The typical setting of a (ZK) proof

At the center of a ZK proof is a statement of the form ”$(x,w)$ has some property” (e.g., ”$x$ is a boolean formula and $x(w)=1$” or ”$w$ is the secret key corresponding to the public key $x$”). We have a prover $\mathcal{P}(x,w)$, who knows both the public statement $x$ and secret witness $w$^[When looking at ZK proofs information-theoretically, see 01 History and Basics and IP, the prover is not constrained to polynomial time, so we don’t need to pass a witness $w$. The prover can compute a witness itself, if needed. (Bonus: this allows us to talk about languages that may not even have witnesses, which is good because $\mathbf{IP}=\mathbf{PSPACE}$. However, for practical purposes, ZK proofs are for $\mathrm{NP}$ languages and hence have witnesses)], and a verifier $\mathcal{V}(x)$ who only knows the public statement $x$ (but not the secret $w$).

The magic of ZK 🪄

The goal of the prover is to convince the verifier that there is some $w$ such that $(x,w)$ has the desired property without revealing $w$.

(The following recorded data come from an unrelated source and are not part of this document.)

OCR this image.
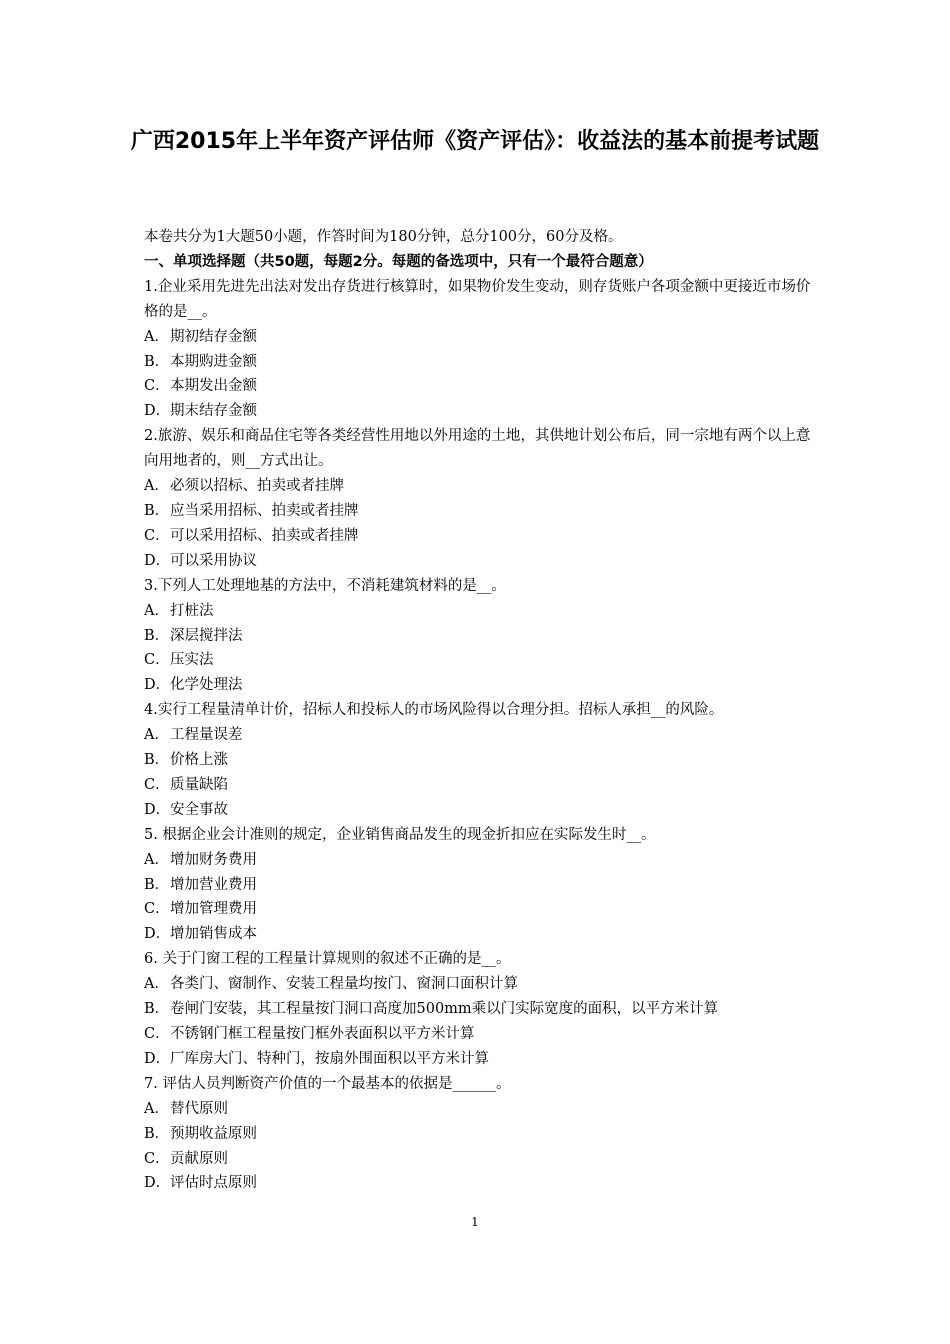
广西2015年上半年资产评估师《资产评估》：收益法的基本前提考试题
本卷共分为1大题50小题，作答时间为180分钟，总分100分，60分及格。
一、单项选择题（共50题，每题2分。每题的备选项中，只有一个最符合题意）
1.企业采用先进先出法对发出存货进行核算时，如果物价发生变动，则存货账户各项金额中更接近市场价格的是__。
A．期初结存金额
B．本期购进金额
C．本期发出金额
D．期末结存金额
2.旅游、娱乐和商品住宅等各类经营性用地以外用途的土地，其供地计划公布后，同一宗地有两个以上意向用地者的，则__方式出让。
A．必须以招标、拍卖或者挂牌
B．应当采用招标、拍卖或者挂牌
C．可以采用招标、拍卖或者挂牌
D．可以采用协议
3.下列人工处理地基的方法中，不消耗建筑材料的是__。
A．打桩法
B．深层搅拌法
C．压实法
D．化学处理法
4.实行工程量清单计价，招标人和投标人的市场风险得以合理分担。招标人承担__的风险。
A．工程量误差
B．价格上涨
C．质量缺陷
D．安全事故
5. 根据企业会计准则的规定，企业销售商品发生的现金折扣应在实际发生时__。
A．增加财务费用
B．增加营业费用
C．增加管理费用
D．增加销售成本
6. 关于门窗工程的工程量计算规则的叙述不正确的是__。
A．各类门、窗制作、安装工程量均按门、窗洞口面积计算
B．卷闸门安装，其工程量按门洞口高度加500mm乘以门实际宽度的面积，以平方米计算
C．不锈钢门框工程量按门框外表面积以平方米计算
D．厂库房大门、特种门，按扇外围面积以平方米计算
7. 评估人员判断资产价值的一个最基本的依据是______。
A．替代原则
B．预期收益原则
C．贡献原则
D．评估时点原则
1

For example, this would enable the prover to prove that $x$ is a satisfying boolean formula without revealing its satisfying assignment $w$, or to prove possession of her secret key secret key $w$ corresponding to the public key $x$.

Our goal is to design protocols/algorithms that enable the prover to do this.

Languages, NP relations, etc.

• Relation: We call the set of all $(x,w)$ that have the desired property the relation $\mathcal{R}$ (
  • Example: ${\mathcal{R}}_{\mathrm{SAT}}=\{(x,w)\mid x\text{ is a boolean formula and }x(w)=1\}$.
  • Requirement: given $(x,w)$, one can efficiently check that $(x,w)\in \mathcal{R}$.
  • Typical: given only some $x$, it’s generally difficult to compute a fitting $w$.
• Language: The set of all $x$ for which there exists a fitting $w$, i.e. $\mathcal{L}=\{x\mid \exists w:(x,w)\in \mathcal{R}\}$.
  • Example: ${\mathcal{L}}_{\mathrm{SAT}}=\{x\mid x\text{ is a satisfiable boolean formula}\}$.

Completeness/Correctness

Completeness means: If prover $\mathcal{P}$ and verifier $\mathcal{V}$ follow the protocol honestly, then the verifier accepts.

Security notions

Main notions

For ZK proofs, we are broadly interested in two main properties:

• Proof of Knowledge: the prover cannot cheat (minimum: cannot create proofs for false statements).
• Zero Knowledge: the verifier cannot cheat (cannot learn anything about the witness). For these properties, there is a huge diversity of concrete definitions, suitable for different scenarios/constructions.

Real/Ideal definition

Non-interactive proofs

• Weak NIZK: malleable proofs, extraction is only required if statement $x$ has not been simulated before.
• Strong NIZK: figure without line 9.

Disclaimer: this definition does not guarantee consistency, i.e. an invalid proof may theoretically become valid later. Source: https://ia.cr/2024/818

Honorable mentions

• Witness Indistinguishability: a weaker version of security against cheating verifiers, which states that the verifier cannot distinguish a prover using valid witness $w_1$ from a prover using some other valid witness $w_2$.